Um legado complicado reexaminado

As críticas feitas em ‘The Biggest Loser: O Peso da Verdade’ não são inteiramente novas. Ao longo da sua exibição, The Biggest Loser enfrentou o escrutínio de profissionais de saúde e críticos que argumentavam que os seus métodos não eram realistas, que o seu foco nos números de peso semanais não era saudável e que a sua premissa geral era mais sobre entretenimento do que bem-estar. O que torna o novo documentário significativo é o seu potencial para centralizar estas críticas de longa data — combinando testemunhos de concorrentes, admissões de produtores e dados científicos revistos por pares — e apresentá-los como uma narrativa coesa e baseada em evidências a uma audiência global massiva na Netflix.

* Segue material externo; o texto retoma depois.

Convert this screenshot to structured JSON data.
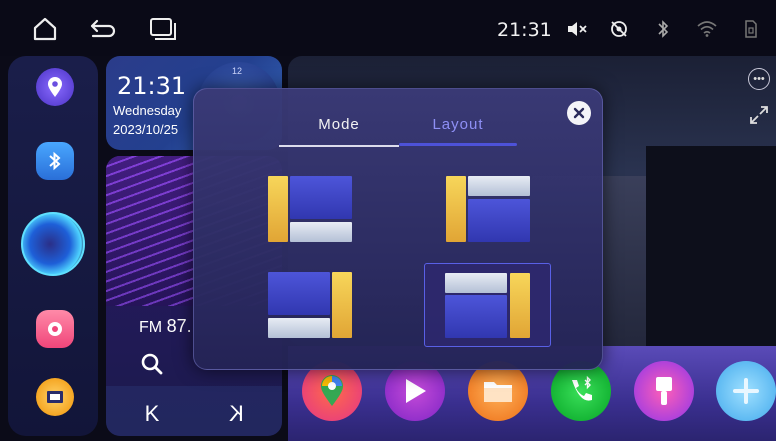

O título original da série, Fit for TV (Apto para a TV), funciona como um duplo sentido que encapsula esta crítica central. A um nível, refere-se ao objetivo dos concorrentes de alcançar um estado físico considerado apresentável para a televisão. A um nível mais profundo, questiona o que os produtores consideravam “apto” — ou adequado — para transmissão. O documentário argumenta que o sofrimento extremo, os riscos médicos e a manipulação psicológica foram todos considerados “aptos para a TV” porque geravam um produto atraente e lucrativo. O conflito final era entre estar fisicamente em forma e ser “apto para” as exigências da máquina da telerrealidade — dois objetivos que os métodos do programa podem ter tornado mutuamente exclusivos.

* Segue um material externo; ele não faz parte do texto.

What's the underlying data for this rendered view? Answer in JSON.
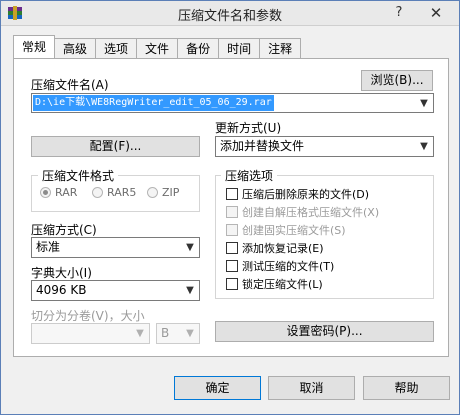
{
  "window": {
    "title": "压缩文件名和参数",
    "help_glyph": "?",
    "close_glyph": "✕"
  },
  "tabs": [
    {
      "label": "常规",
      "active": true
    },
    {
      "label": "高级"
    },
    {
      "label": "选项"
    },
    {
      "label": "文件"
    },
    {
      "label": "备份"
    },
    {
      "label": "时间"
    },
    {
      "label": "注释"
    }
  ],
  "general": {
    "archive_name_label": "压缩文件名(A)",
    "browse_label": "浏览(B)...",
    "archive_path": "D:\\ie下载\\WE8RegWriter_edit_05_06_29.rar",
    "profiles_label": "配置(F)...",
    "update_mode_label": "更新方式(U)",
    "update_mode_value": "添加并替换文件",
    "format_group_label": "压缩文件格式",
    "formats": [
      {
        "label": "RAR",
        "checked": true
      },
      {
        "label": "RAR5",
        "checked": false
      },
      {
        "label": "ZIP",
        "checked": false
      }
    ],
    "method_label": "压缩方式(C)",
    "method_value": "标准",
    "dict_label": "字典大小(I)",
    "dict_value": "4096 KB",
    "split_label": "切分为分卷(V)，大小",
    "split_value": "",
    "split_unit": "B",
    "options_group_label": "压缩选项",
    "options": [
      {
        "label": "压缩后删除原来的文件(D)",
        "checked": false,
        "enabled": true
      },
      {
        "label": "创建自解压格式压缩文件(X)",
        "checked": false,
        "enabled": false
      },
      {
        "label": "创建固实压缩文件(S)",
        "checked": false,
        "enabled": false
      },
      {
        "label": "添加恢复记录(E)",
        "checked": false,
        "enabled": true
      },
      {
        "label": "测试压缩的文件(T)",
        "checked": false,
        "enabled": true
      },
      {
        "label": "锁定压缩文件(L)",
        "checked": false,
        "enabled": true
      }
    ],
    "password_label": "设置密码(P)..."
  },
  "buttons": {
    "ok": "确定",
    "cancel": "取消",
    "help": "帮助"
  },
  "colors": {
    "accent": "#0078d7",
    "selection": "#3399ff"
  }
}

The Biggest Loser serve como um estudo de caso para uma era anterior da telerrealidade, onde o dever de cuidado para com os participantes era muitas vezes secundário em relação à busca por audiências. Nos anos que se seguiram ao seu auge, surgiu uma crescente exigência de responsabilização e supervisão ética dentro da indústria, alimentada pelos resultados negativos bem documentados de participantes em numerosos programas. ‘The Biggest Loser: O Peso da Verdade’ é um produto desta mudança. É tanto um olhar para o passado como um conto de advertência, sugerindo que a indústria está agora a ser forçada a acertar as contas com o seu passado. O documentário, em última análise, deixa os espectadores a ponderar dois legados conflituosos. Um é o estatuto autoproclamado do programa como uma força inspiradora que mudou vidas para melhor. O outro é o legado apresentado no documentário: um de dano metabólico duradouro, trauma psicológico e a perpetuação de um estigma de peso prejudicial. ‘The Biggest Loser: O Peso da Verdade’ não fornece uma resposta simples, mas convida uma audiência moderna a refletir sobre o verdadeiro custo do que antes era considerado televisão imperdível.

A série estreia na Netflix a 15 de agosto de 2025.